By describing axis, heights and angle bisectors as loci you may easily devise similar proofs for the existence and unicity of the circumcenter, orthocenter and incenter. Here it is an extended implementation of this trick:

1. The perpendicular bisector of $AB$ is the locus of points $P$ such that $PA=PB$;
2. The angle bisector(s) of $\widehat{BAC}$ is (are) the locus of points $P$ such that $d(P,AB)=d(P,AC)$;
3. The altitude through $A$ is the locus of points $P$ such that $PB^2-PC^2=AB^2-AC^2$, or the radical axis of the circles having diameters $AB,AC$.

^{Here $[PQR]$ stands for the area of $PQR$ and $d$ for the Euclidean distance, of course.}

Answer 5

You are using the conclusion in your demonstration: you assume that the three lines meet at one point (when you "contract the triangle in a single point"). To see what I mean, imagine that the medians intersection forms a triangle instead of one point:

Then your argument won't work. You would have to prove first that two of the medians meet and that the third one meets in exactly same point.

Answer 6

You hit the nail on the head: in your proof attempt, it is difficult to justify why the lines that you have drawn are the medians.

Consider this more general construction instead: take an arbitrary point $P$ in the triangle, and draw the segments $PA$, $PB$, $PC$. You can "scale down" the triangle to the point $P$ along these segments. More formally, this means taking points $A(t), B(t), C(t)$ on $PA, PB, PC$ respectively such that $$\frac{PA(t)}{PA} = \frac{PB(t)}{PB} = \frac{PB(t)}{PB} = 1-t.$$

Now the triangle $\triangle A(t)B(t)C(t)$ coincides with $\triangle ABC$ for $t=0$, with the point $P$ for $t=1$, and stretches uniformly inbetween when $t$ goes from $0$ to $1$.

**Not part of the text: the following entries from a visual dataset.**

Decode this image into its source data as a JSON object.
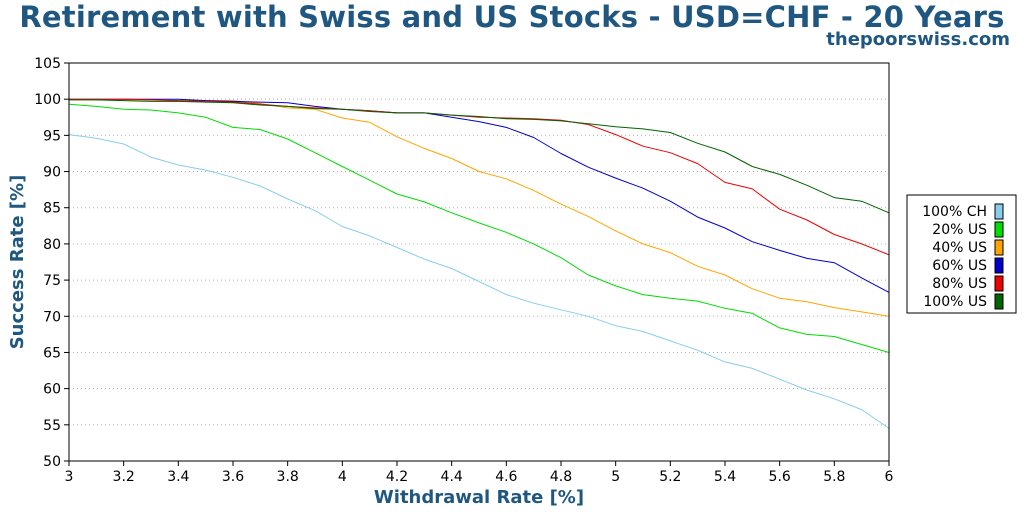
{
  "header": {
    "title": "Retirement with Swiss and US Stocks - USD=CHF - 20 Years",
    "site": "thepoorswiss.com"
  },
  "chart_data": {
    "type": "line",
    "title": "Retirement with Swiss and US Stocks - USD=CHF - 20 Years",
    "xlabel": "Withdrawal Rate [%]",
    "ylabel": "Success Rate [%]",
    "xlim": [
      3,
      6
    ],
    "ylim": [
      50,
      105
    ],
    "x_ticks": [
      "3",
      "3.2",
      "3.4",
      "3.6",
      "3.8",
      "4",
      "4.2",
      "4.4",
      "4.6",
      "4.8",
      "5",
      "5.2",
      "5.4",
      "5.6",
      "5.8",
      "6"
    ],
    "y_ticks": [
      "105",
      "100",
      "95",
      "90",
      "85",
      "80",
      "75",
      "70",
      "65",
      "60",
      "55",
      "50"
    ],
    "grid": "horizontal dotted",
    "legend_position": "right",
    "x": [
      3.0,
      3.1,
      3.2,
      3.3,
      3.4,
      3.5,
      3.6,
      3.7,
      3.8,
      3.9,
      4.0,
      4.1,
      4.2,
      4.3,
      4.4,
      4.5,
      4.6,
      4.7,
      4.8,
      4.9,
      5.0,
      5.1,
      5.2,
      5.3,
      5.4,
      5.5,
      5.6,
      5.7,
      5.8,
      5.9,
      6.0
    ],
    "series": [
      {
        "name": "100% CH",
        "color": "#87ceeb",
        "values": [
          95.1,
          94.6,
          93.8,
          92.0,
          90.9,
          90.2,
          89.2,
          88.0,
          86.2,
          84.6,
          82.4,
          81.1,
          79.5,
          77.9,
          76.6,
          74.8,
          73.0,
          71.8,
          70.9,
          70.0,
          68.7,
          67.9,
          66.6,
          65.3,
          63.7,
          62.8,
          61.3,
          59.8,
          58.6,
          57.1,
          54.5
        ]
      },
      {
        "name": "20% US",
        "color": "#00dd00",
        "values": [
          99.3,
          99.0,
          98.6,
          98.5,
          98.1,
          97.5,
          96.1,
          95.8,
          94.5,
          92.6,
          90.7,
          88.8,
          86.9,
          85.8,
          84.3,
          82.9,
          81.6,
          80.0,
          78.1,
          75.7,
          74.2,
          73.0,
          72.5,
          72.1,
          71.1,
          70.4,
          68.4,
          67.5,
          67.2,
          66.1,
          65.0
        ]
      },
      {
        "name": "40% US",
        "color": "#ffa500",
        "values": [
          99.9,
          99.9,
          99.9,
          99.9,
          99.8,
          99.8,
          99.8,
          99.4,
          98.8,
          98.6,
          97.4,
          96.8,
          94.8,
          93.2,
          91.8,
          90.0,
          89.0,
          87.4,
          85.5,
          83.8,
          81.8,
          80.0,
          78.8,
          76.9,
          75.7,
          73.8,
          72.5,
          72.0,
          71.2,
          70.6,
          70.0
        ]
      },
      {
        "name": "60% US",
        "color": "#0000cc",
        "values": [
          100.0,
          100.0,
          100.0,
          100.0,
          100.0,
          99.8,
          99.7,
          99.6,
          99.5,
          99.0,
          98.6,
          98.4,
          98.1,
          98.1,
          97.5,
          96.9,
          96.1,
          94.7,
          92.5,
          90.6,
          89.1,
          87.7,
          85.9,
          83.7,
          82.2,
          80.3,
          79.1,
          78.0,
          77.4,
          75.3,
          73.3
        ]
      },
      {
        "name": "80% US",
        "color": "#ee0000",
        "values": [
          100.0,
          100.0,
          100.0,
          99.9,
          99.8,
          99.7,
          99.6,
          99.3,
          99.0,
          98.8,
          98.6,
          98.4,
          98.1,
          98.1,
          97.8,
          97.5,
          97.4,
          97.3,
          97.1,
          96.5,
          95.1,
          93.5,
          92.6,
          91.1,
          88.5,
          87.6,
          84.8,
          83.3,
          81.3,
          80.0,
          78.5
        ]
      },
      {
        "name": "100% US",
        "color": "#006400",
        "values": [
          99.9,
          99.9,
          99.8,
          99.7,
          99.7,
          99.6,
          99.5,
          99.2,
          99.0,
          98.7,
          98.6,
          98.3,
          98.1,
          98.1,
          97.8,
          97.6,
          97.3,
          97.2,
          97.0,
          96.6,
          96.2,
          95.9,
          95.4,
          93.9,
          92.7,
          90.7,
          89.6,
          88.1,
          86.4,
          85.9,
          84.3
        ]
      }
    ]
  }
}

So all the arguments that you have made work for every point $P$ inside the triangle; you are not using any property which is specific of the medians. And you are just proving that the the segments $PA, PB, PC$ intersect in $P$ (which is obvious), but nothing there says that those lines are the medians (and indeed for general $P$ they won't).

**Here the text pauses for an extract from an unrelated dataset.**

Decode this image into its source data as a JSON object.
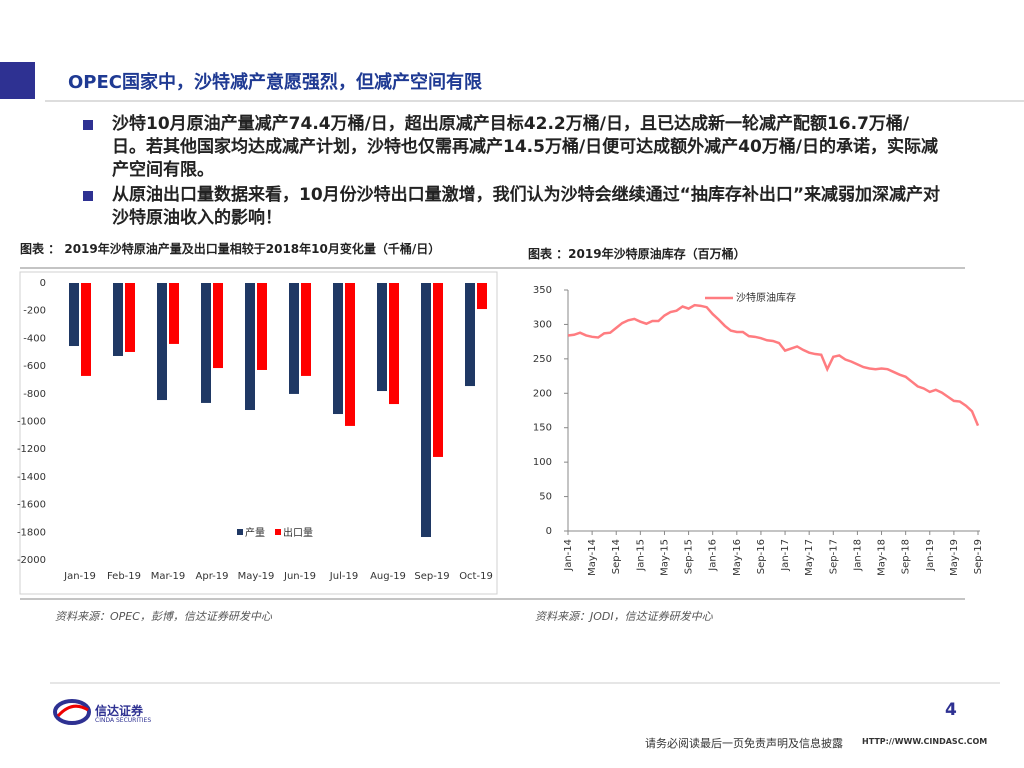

Note that you can't get out of this by saying "I take $P=G$, then these are the medians", because the existence of $G$ is what you are trying to prove.

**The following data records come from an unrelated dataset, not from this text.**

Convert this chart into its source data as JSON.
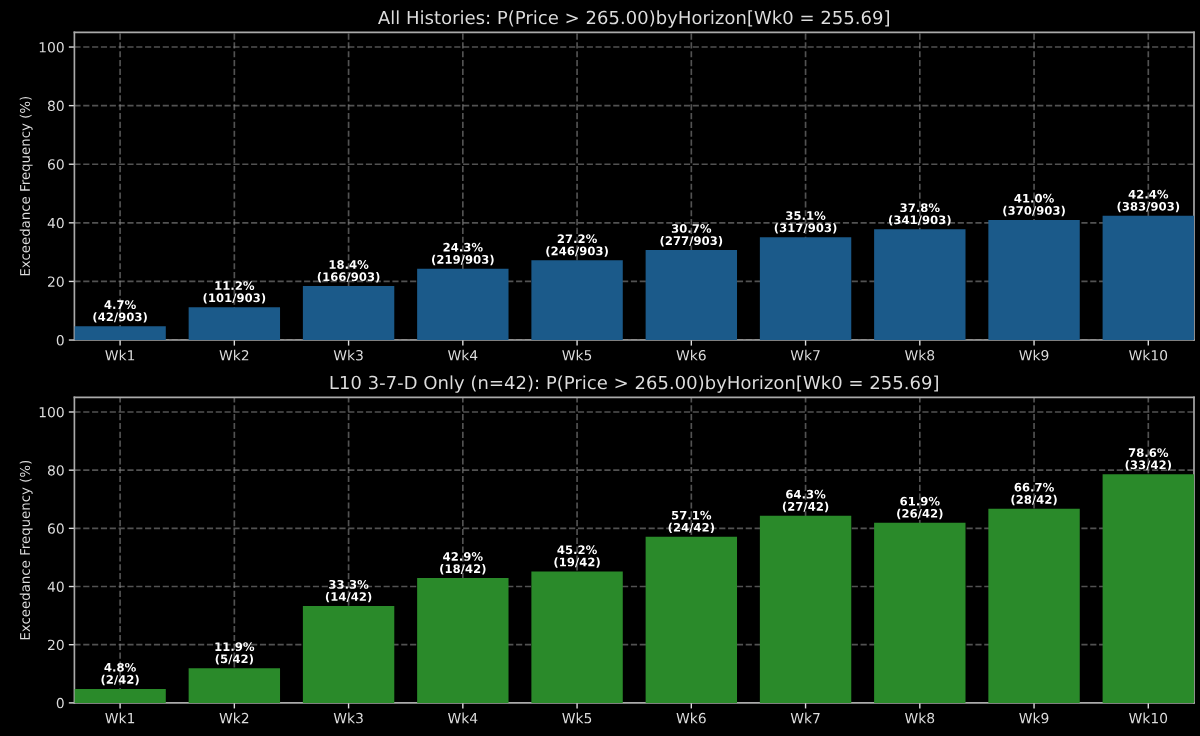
{
  "chart_data": [
    {
      "type": "bar",
      "title": "All Histories: P(Price > 265.00)byHorizon[Wk0 = 255.69]",
      "ylabel": "Exceedance Frequency (%)",
      "categories": [
        "Wk1",
        "Wk2",
        "Wk3",
        "Wk4",
        "Wk5",
        "Wk6",
        "Wk7",
        "Wk8",
        "Wk9",
        "Wk10"
      ],
      "values": [
        4.7,
        11.2,
        18.4,
        24.3,
        27.2,
        30.7,
        35.1,
        37.8,
        41.0,
        42.4
      ],
      "value_labels": [
        "4.7%\n(42/903)",
        "11.2%\n(101/903)",
        "18.4%\n(166/903)",
        "24.3%\n(219/903)",
        "27.2%\n(246/903)",
        "30.7%\n(277/903)",
        "35.1%\n(317/903)",
        "37.8%\n(341/903)",
        "41.0%\n(370/903)",
        "42.4%\n(383/903)"
      ],
      "color": "#1b5a8a",
      "ylim": [
        0,
        105
      ],
      "yticks": [
        0,
        20,
        40,
        60,
        80,
        100
      ],
      "grid": true
    },
    {
      "type": "bar",
      "title": "L10 3-7-D Only (n=42): P(Price > 265.00)byHorizon[Wk0 = 255.69]",
      "ylabel": "Exceedance Frequency (%)",
      "categories": [
        "Wk1",
        "Wk2",
        "Wk3",
        "Wk4",
        "Wk5",
        "Wk6",
        "Wk7",
        "Wk8",
        "Wk9",
        "Wk10"
      ],
      "values": [
        4.8,
        11.9,
        33.3,
        42.9,
        45.2,
        57.1,
        64.3,
        61.9,
        66.7,
        78.6
      ],
      "value_labels": [
        "4.8%\n(2/42)",
        "11.9%\n(5/42)",
        "33.3%\n(14/42)",
        "42.9%\n(18/42)",
        "45.2%\n(19/42)",
        "57.1%\n(24/42)",
        "64.3%\n(27/42)",
        "61.9%\n(26/42)",
        "66.7%\n(28/42)",
        "78.6%\n(33/42)"
      ],
      "color": "#2a8a2a",
      "ylim": [
        0,
        105
      ],
      "yticks": [
        0,
        20,
        40,
        60,
        80,
        100
      ],
      "grid": true
    }
  ]
}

So you need to bring into the picture an additional property of the medians, otherwise your argument is not going to work.

Answer 7

The triangle $\triangle ABC$ will balance on an edge that goes along a single median $AD$ (where $D$ is the midpoint of $BC$) (the median bisects every single parallel to $BC$, so if you chop up the triangle into many thin, parallel slices, they each balance on the median, so the triangle as a whole balances as well). That means that the center of mass of the triangle must lie on that median. But then, by the same argument, the center of mass must also lie on each of the other two medians as well. So the center of mass lies on all three medians, and therefore the medians must intersect in that single point.

Answer 8

I am surprised that nobody gave the following counter to your proof:

Consider, instead of medians, lines that connect a corner not with the middle of the opposing side, but with the point that is 1/4 away from either end of the opposing side.

If you consider all three such lines, clearly they do not intersect into the same point. However, if you slowly contract the triangle as you suggested, then they eventually do meet!

Therefore, your proof will work for invalid assumptions as well.

Answer 9

You seem to assume that the three lines are concurrent. To show you this is the case, take any point in the plane, call it $P$. It can be a point interior to the triangle, but this is not mandatory. Draw three concurrent lines, each passing through one vertex of the triangle and the point $P$. If you apply a scale transformation to the plane, centered on point $P$, which corresponds to your "Slowly scale (contract) the triangle down to a point", then the three corners of the triangle trace the three lines, only this time none of them is necessarily a median of the triangle, since $P$ is not necessarily the centroid.

In conclusion, the fact that the triangle scales down to a point is a consequence of your construction independent of the point you choose to scale it down. And the vertices will always follow the lines that are concurrent to the center of the scaling transformation.